Obviously not all managers display all of the above tendencies and anyone who did would be highly unpleasant as a boss; however, if you do encounter difficulties like those described there are ways to handle the situation. For example you must avoid confrontation and deliver results. Bear in mind that no-one has the right to bully you and if this is genuinely the case it must be dealt with via the correct company procedures.

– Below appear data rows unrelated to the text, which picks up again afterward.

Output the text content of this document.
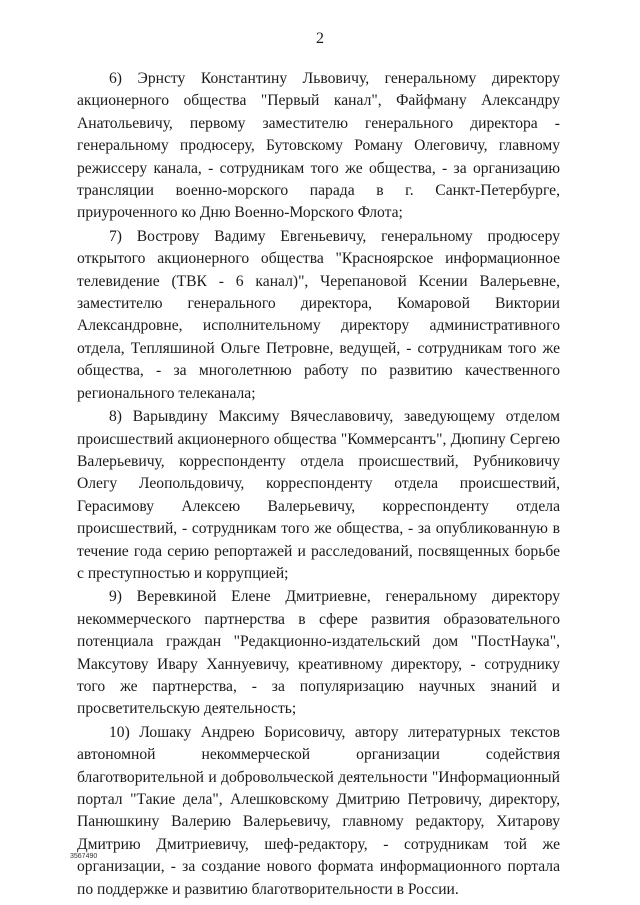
2

6) Эрнсту Константину Львовичу, генеральному директору акционерного общества "Первый канал", Файфману Александру Анатольевичу, первому заместителю генерального директора - генеральному продюсеру, Бутовскому Роману Олеговичу, главному режиссеру канала, - сотрудникам того же общества, - за организацию трансляции военно-морского парада в г. Санкт-Петербурге, приуроченного ко Дню Военно-Морского Флота;

7) Вострову Вадиму Евгеньевичу, генеральному продюсеру открытого акционерного общества "Красноярское информационное телевидение (ТВК - 6 канал)", Черепановой Ксении Валерьевне, заместителю генерального директора, Комаровой Виктории Александровне, исполнительному директору административного отдела, Тепляшиной Ольге Петровне, ведущей, - сотрудникам того же общества, - за многолетнюю работу по развитию качественного регионального телеканала;

8) Варывдину Максиму Вячеславовичу, заведующему отделом происшествий акционерного общества "Коммерсантъ", Дюпину Сергею Валерьевичу, корреспонденту отдела происшествий, Рубниковичу Олегу Леопольдовичу, корреспонденту отдела происшествий, Герасимову Алексею Валерьевичу, корреспонденту отдела происшествий, - сотрудникам того же общества, - за опубликованную в течение года серию репортажей и расследований, посвященных борьбе с преступностью и коррупцией;

9) Веревкиной Елене Дмитриевне, генеральному директору некоммерческого партнерства в сфере развития образовательного потенциала граждан "Редакционно-издательский дом "ПостНаука", Максутову Ивару Ханнуевичу, креативному директору, - сотруднику того же партнерства, - за популяризацию научных знаний и просветительскую деятельность;

10) Лошаку Андрею Борисовичу, автору литературных текстов автономной некоммерческой организации содействия благотворительной и добровольческой деятельности "Информационный портал "Такие дела", Алешковскому Дмитрию Петровичу, директору, Панюшкину Валерию Валерьевичу, главному редактору, Хитарову Дмитрию Дмитриевичу, шеф-редактору, - сотрудникам той же организации, - за создание нового формата информационного портала по поддержке и развитию благотворительности в России.

3567490
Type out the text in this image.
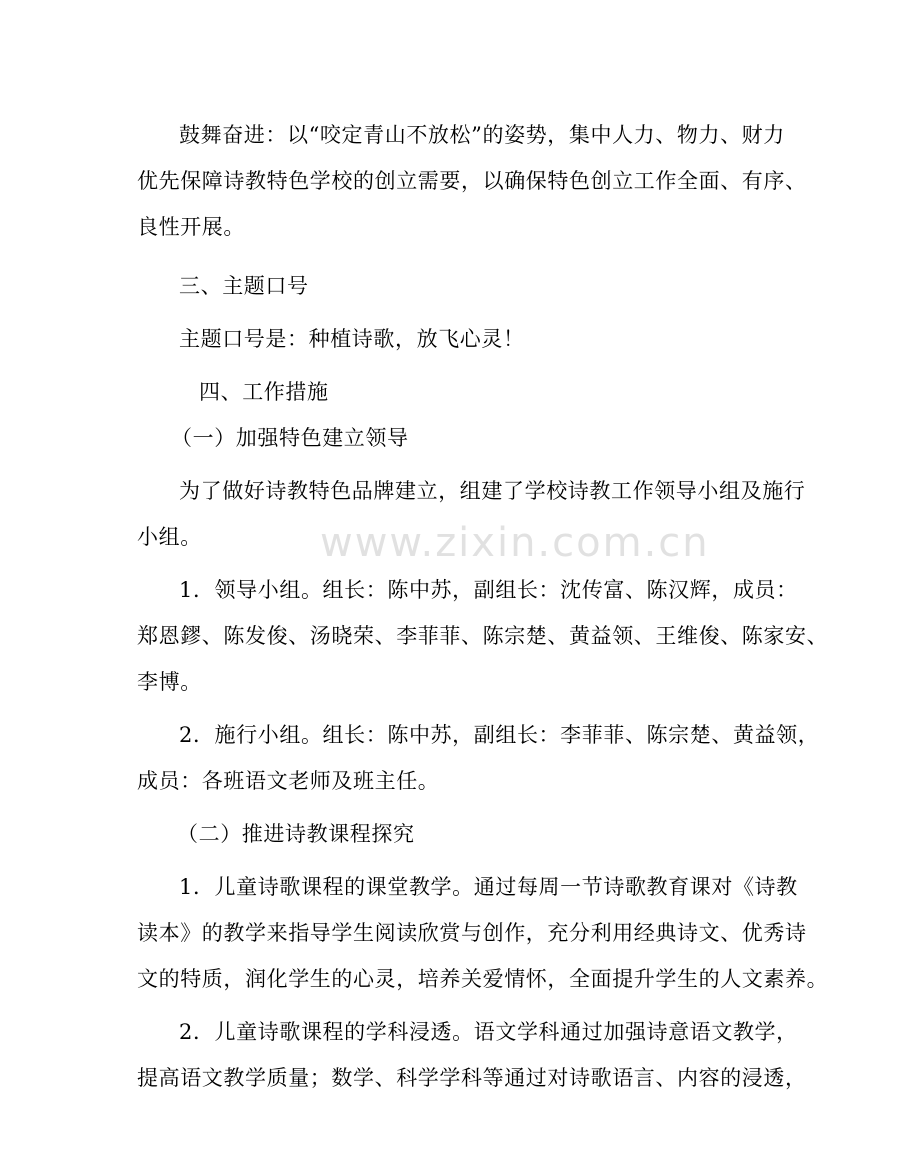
www.zixin.com.cn
鼓舞奋进：以“咬定青山不放松”的姿势，集中人力、物力、财力
优先保障诗教特色学校的创立需要，以确保特色创立工作全面、有序、
良性开展。
三、主题口号
主题口号是：种植诗歌，放飞心灵！
四、工作措施
（一）加强特色建立领导
为了做好诗教特色品牌建立，组建了学校诗教工作领导小组及施行
小组。
1．领导小组。组长：陈中苏，副组长：沈传富、陈汉辉，成员：
郑恩鏐、陈发俊、汤晓荣、李菲菲、陈宗楚、黄益领、王维俊、陈家安、
李博。
2．施行小组。组长：陈中苏，副组长：李菲菲、陈宗楚、黄益领，
成员：各班语文老师及班主任。
（二）推进诗教课程探究
1．儿童诗歌课程的课堂教学。通过每周一节诗歌教育课对《诗教
读本》的教学来指导学生阅读欣赏与创作，充分利用经典诗文、优秀诗
文的特质，润化学生的心灵，培养关爱情怀，全面提升学生的人文素养。
2．儿童诗歌课程的学科浸透。语文学科通过加强诗意语文教学，
提高语文教学质量；数学、科学学科等通过对诗歌语言、内容的浸透，
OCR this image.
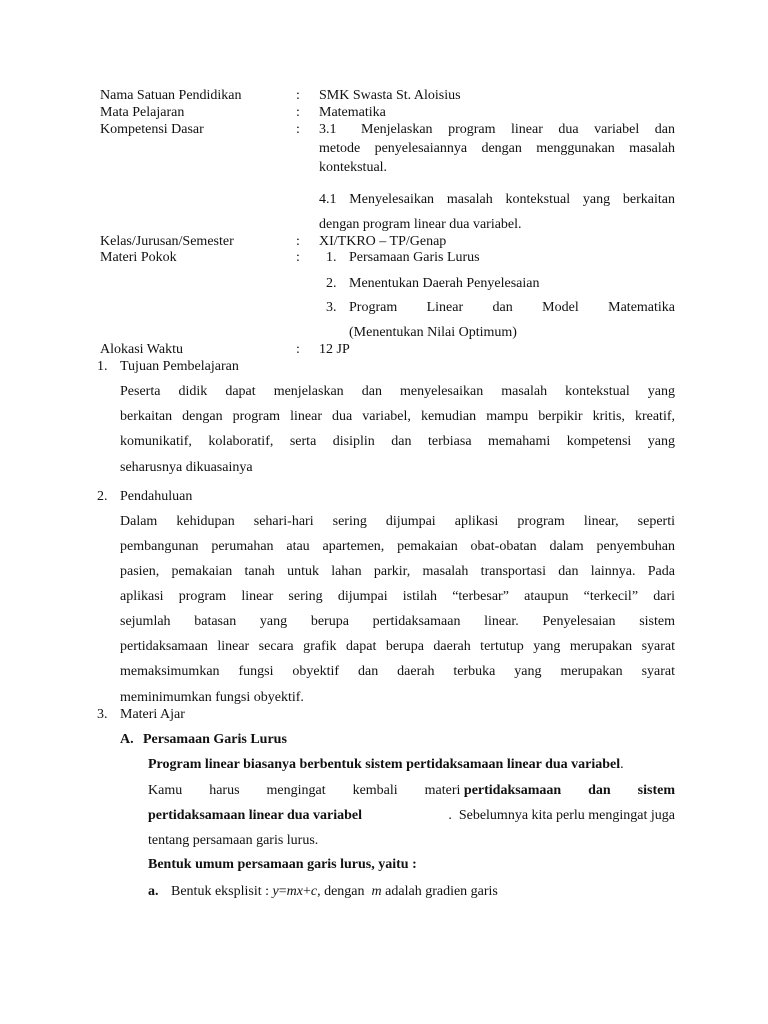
Nama Satuan Pendidikan	: SMK Swasta St. Aloisius
Mata Pelajaran	: Matematika
Kompetensi Dasar	: 3.1 Menjelaskan program linear dua variabel dan
metode penyelesaiannya dengan menggunakan masalah
kontekstual.
4.1 Menyelesaikan masalah kontekstual yang berkaitan
dengan program linear dua variabel.
Kelas/Jurusan/Semester	: XI/TKRO – TP/Genap
Materi Pokok	: 1. Persamaan Garis Lurus
2. Menentukan Daerah Penyelesaian
3. Program Linear dan Model Matematika
(Menentukan Nilai Optimum)
Alokasi Waktu	: 12 JP
1. Tujuan Pembelajaran
Peserta didik dapat menjelaskan dan menyelesaikan masalah kontekstual yang
berkaitan dengan program linear dua variabel, kemudian mampu berpikir kritis, kreatif,
komunikatif, kolaboratif, serta disiplin dan terbiasa memahami kompetensi yang
seharusnya dikuasainya
2. Pendahuluan
Dalam kehidupan sehari-hari sering dijumpai aplikasi program linear, seperti
pembangunan perumahan atau apartemen, pemakaian obat-obatan dalam penyembuhan
pasien, pemakaian tanah untuk lahan parkir, masalah transportasi dan lainnya. Pada
aplikasi program linear sering dijumpai istilah “terbesar” ataupun “terkecil” dari
sejumlah batasan yang berupa pertidaksamaan linear. Penyelesaian sistem
pertidaksamaan linear secara grafik dapat berupa daerah tertutup yang merupakan syarat
memaksimumkan fungsi obyektif dan daerah terbuka yang merupakan syarat
meminimumkan fungsi obyektif.
3. Materi Ajar
A. Persamaan Garis Lurus
Program linear biasanya berbentuk sistem pertidaksamaan linear dua variabel.
Kamu harus mengingat kembali materi pertidaksamaan dan sistem
pertidaksamaan linear dua variabel	.  Sebelumnya kita perlu mengingat juga
tentang persamaan garis lurus.
Bentuk umum persamaan garis lurus, yaitu :
a. Bentuk eksplisit : y=mx+c, dengan m adalah gradien garis
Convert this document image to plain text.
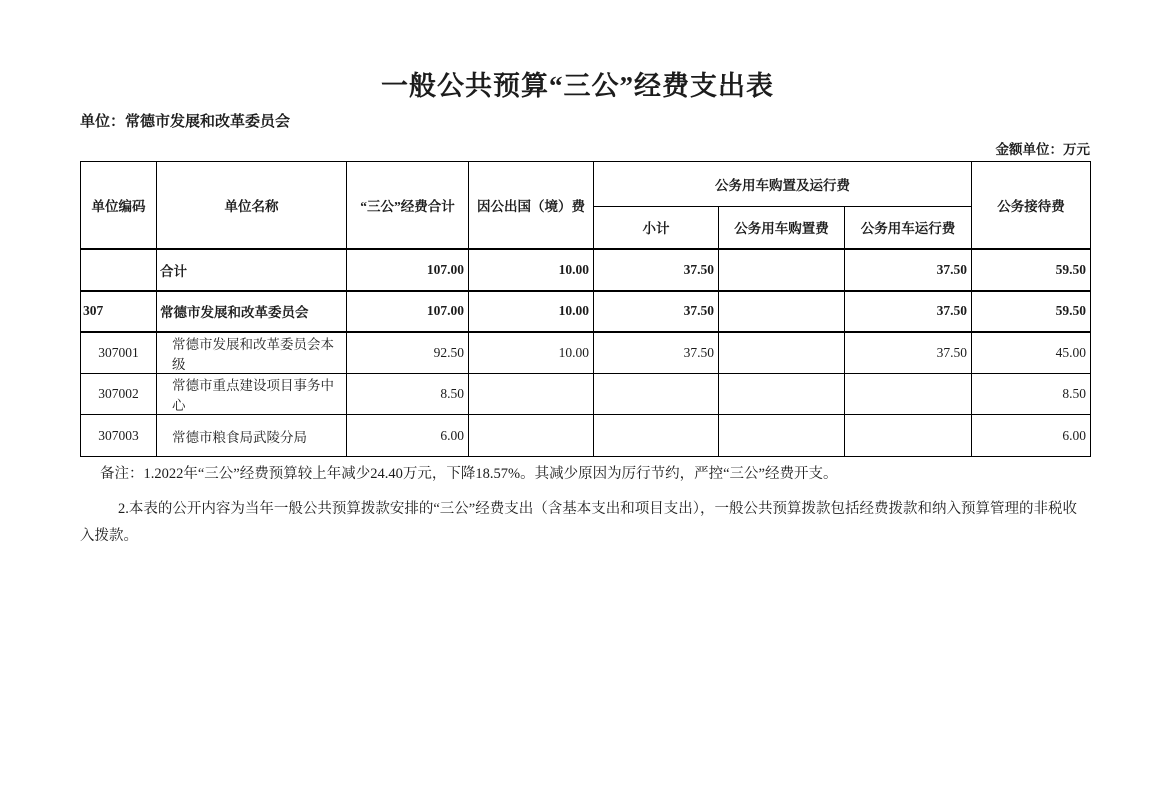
一般公共预算“三公”经费支出表
单位：常德市发展和改革委员会
金额单位：万元
单位编码	单位名称	“三公”经费合计	因公出国（境）费	公务用车购置及运行费			公务接待费
				小计	公务用车购置费	公务用车运行费	
	合计	107.00	10.00	37.50		37.50	59.50
307	常德市发展和改革委员会	107.00	10.00	37.50		37.50	59.50
307001	常德市发展和改革委员会本级	92.50	10.00	37.50		37.50	45.00
307002	常德市重点建设项目事务中心	8.50					8.50
307003	常德市粮食局武陵分局	6.00					6.00

备注：1.2022年“三公”经费预算较上年减少24.40万元，下降18.57%。其减少原因为厉行节约，严控“三公”经费开支。

2.本表的公开内容为当年一般公共预算拨款安排的“三公”经费支出（含基本支出和项目支出），一般公共预算拨款包括经费拨款和纳入预算管理的非税收入拨款。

The best way to deal with a theory X manager is to target your discussion towards results, what you can deliver and when. Be able to offer facts and figures and substantiate what you do. These managers are not interested in human issues so to impress them you need to appear self-motivating with good self-discipline and organisational skills. The more that they can see you are able to manage yourself and produce results the less they will feed the need to do this for you. It is important that you keep to your commitments and promises and that if you feel a task is unrealistic that you state this. Do this in a positive way by being constructive and finding a way in which the task can be completed realistically. Avoid confrontation and never threaten to go over their heads as your life will become much more difficult. Finally if your boss expects you to do something in a way which you do not really feel is correct - don’t argue - instead agree that you can do the task but ask if it is all right to streamline the process where possible. Normally they will agree to this and you have gained control, but you must ensure that you deliver what was decided on time.

Once an X theory manager sees that you can deliver consistently they will give you more leeway on how you perform tasks and therefore more freedom. If you appreciate that most of these managers are forced to this style by the demands of the organisation and their own managers or superiors and that they probably have plenty of their own problems you can make your life easier by making their life easier.